Love it or hate it, the 1911 pistol is kind of a big deal, even if just for its longevity. Just past the turn of the previous century, the Army figured out it wanted an autoloading handgun with similar ballistic capability to the .45 Colt which had served them well. Since our military folks rode around on horseback at that time, features like easy one-handed operation and grip safeties were important. If you drop your handgun mid-gallop, you don’t want it to go off when it hits the ground.
In response, John Moses Browning, may he rest in peace, came up with the 1911. The Army liked its ease of use and hard-hitting power, which, according to 1911 guru Robert Campbell, is like “a velvet covered brick.”

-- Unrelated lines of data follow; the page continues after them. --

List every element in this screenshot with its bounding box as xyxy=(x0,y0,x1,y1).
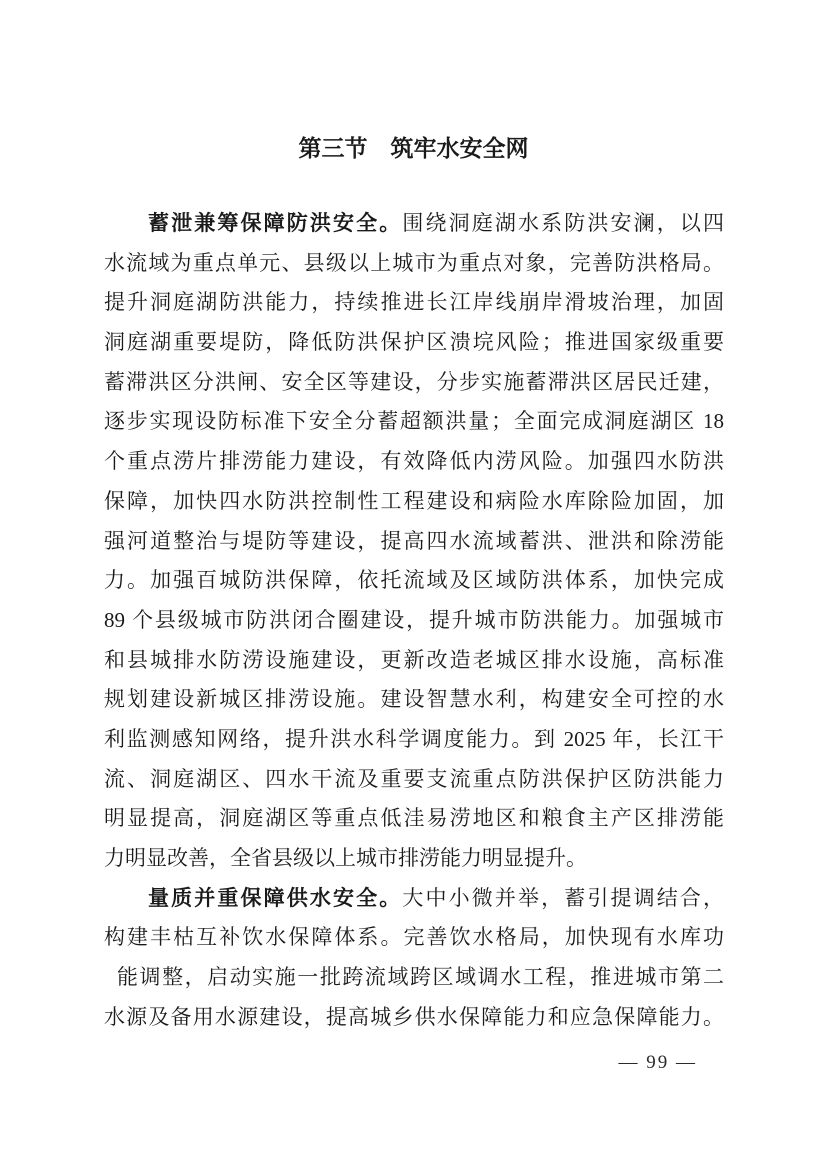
text-line: 蓄滞洪区分洪闸、安全区等建设，分步实施蓄滞洪区居民迁建， xyxy=(104,363,724,403)
text-line: 水流域为重点单元、县级以上城市为重点对象，完善防洪格局。 xyxy=(104,244,724,284)
text-line: 逐步实现设防标准下安全分蓄超额洪量；全面完成洞庭湖区 18 xyxy=(104,402,724,442)
line-text: 大中小微并举，蓄引提调结合， xyxy=(402,886,724,910)
document-page: 第三节 筑牢水安全网 蓄泄兼筹保障防洪安全。围绕洞庭湖水系防洪安澜，以四 水流域… xyxy=(0,0,827,1169)
paragraph-lead: 蓄泄兼筹保障防洪安全。 xyxy=(148,211,402,235)
text-line: 89 个县级城市防洪闭合圈建设，提升城市防洪能力。加强城市 xyxy=(104,601,724,641)
paragraph-flood-safety: 蓄泄兼筹保障防洪安全。围绕洞庭湖水系防洪安澜，以四 水流域为重点单元、县级以上城… xyxy=(104,204,724,879)
page-number: — 99 — xyxy=(619,1052,698,1074)
text-line: 水源及备用水源建设，提高城乡供水保障能力和应急保障能力。 xyxy=(104,998,724,1038)
line-text: 围绕洞庭湖水系防洪安澜，以四 xyxy=(402,211,724,235)
paragraph-water-supply: 量质并重保障供水安全。大中小微并举，蓄引提调结合， 构建丰枯互补饮水保障体系。完… xyxy=(104,879,724,1038)
section-title: 第三节 筑牢水安全网 xyxy=(0,130,827,163)
text-line: 量质并重保障供水安全。大中小微并举，蓄引提调结合， xyxy=(104,879,724,919)
text-line: 和县城排水防涝设施建设，更新改造老城区排水设施，高标准 xyxy=(104,641,724,681)
paragraph-lead: 量质并重保障供水安全。 xyxy=(148,886,402,910)
text-line: 蓄泄兼筹保障防洪安全。围绕洞庭湖水系防洪安澜，以四 xyxy=(104,204,724,244)
text-line: 明显提高，洞庭湖区等重点低洼易涝地区和粮食主产区排涝能 xyxy=(104,799,724,839)
text-line: 力。加强百城防洪保障，依托流域及区域防洪体系，加快完成 xyxy=(104,561,724,601)
text-line: 力明显改善，全省县级以上城市排涝能力明显提升。 xyxy=(104,839,724,879)
text-line: 强河道整治与堤防等建设，提高四水流域蓄洪、泄洪和除涝能 xyxy=(104,522,724,562)
text-line: 构建丰枯互补饮水保障体系。完善饮水格局，加快现有水库功 xyxy=(104,918,724,958)
text-line: 洞庭湖重要堤防，降低防洪保护区溃垸风险；推进国家级重要 xyxy=(104,323,724,363)
text-line: 能调整，启动实施一批跨流域跨区域调水工程，推进城市第二 xyxy=(104,958,724,998)
document-body: 蓄泄兼筹保障防洪安全。围绕洞庭湖水系防洪安澜，以四 水流域为重点单元、县级以上城… xyxy=(104,204,724,1037)
text-line: 提升洞庭湖防洪能力，持续推进长江岸线崩岸滑坡治理，加固 xyxy=(104,283,724,323)
text-line: 规划建设新城区排涝设施。建设智慧水利，构建安全可控的水 xyxy=(104,680,724,720)
text-line: 利监测感知网络，提升洪水科学调度能力。到 2025 年，长江干 xyxy=(104,720,724,760)
text-line: 流、洞庭湖区、四水干流及重要支流重点防洪保护区防洪能力 xyxy=(104,760,724,800)
text-line: 保障，加快四水防洪控制性工程建设和病险水库除险加固，加 xyxy=(104,482,724,522)
text-line: 个重点涝片排涝能力建设，有效降低内涝风险。加强四水防洪 xyxy=(104,442,724,482)
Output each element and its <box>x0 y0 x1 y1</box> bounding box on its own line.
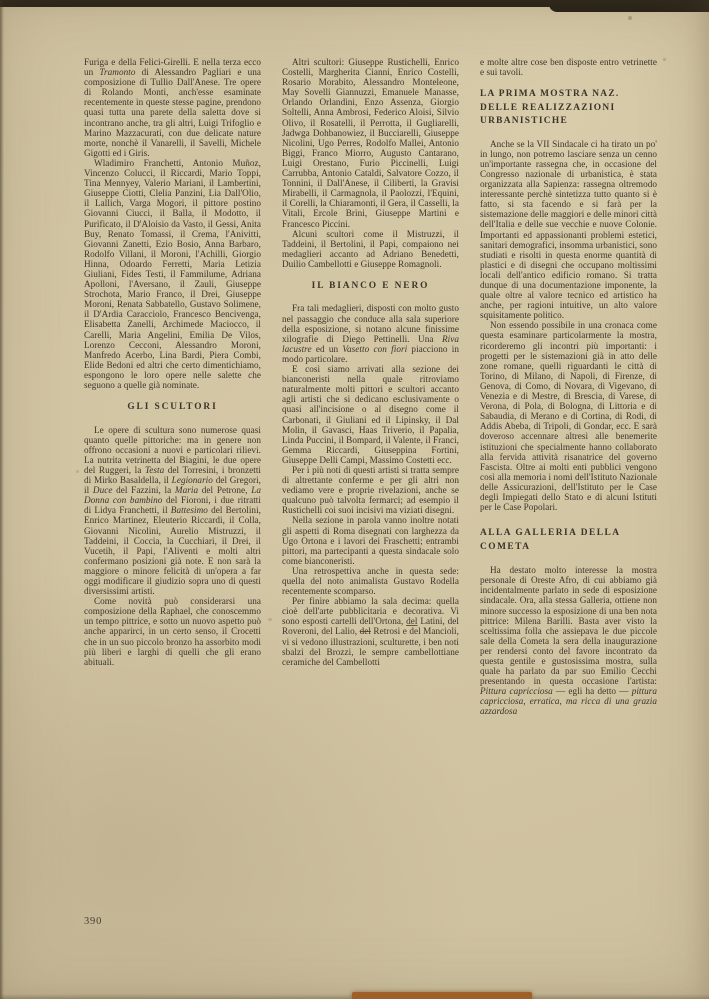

You’ll hear gun folks talk in reverential tones about the pistol named 1911. Yes, it’s a year, but it’s also pistol design. Not a manufacturer or a specific model, but a design – kind of like how a pickup truck is a design. Lot’s of car manufacturers make pickups, and you can get them with different size engines, but they all have some common features, like seats in the front and a cargo bed in the back.
What makes a 1911 a 1911?
The purist definition of a 1911 might be an a pistol that exactly copies John Moses Browning’s famous design produced in the year, you guessed it, 1911. But even that was tweaked by the military a few years later with the A1 model. Since that time, thousands of gunmakers have produced 1911-style pistols with various tweaks to the original design.
At what point do “design enhancements” cause a gun to be something other than a 1911? Are there design features that, if tampered with, cause a 1911 to morph into something else?
Perhaps the best way to define the 1911 is by the collection of characteristics:
Short recoil operation with tilting barrel and swinging link
You’ll notice that 1911 pistol barrels have a moving link on the bottom under the chamber. As the pistol fires, the barrel and slide move backward together for a short distance. At this point, the link rotates the breech end of the barrel downward, unlocking it from the slide. This allows the slide to travel backward and eject the spent cartridge case. The recoil spring sends the slide forward, picking up a fresh cartridge along the way and recapturing the barrel.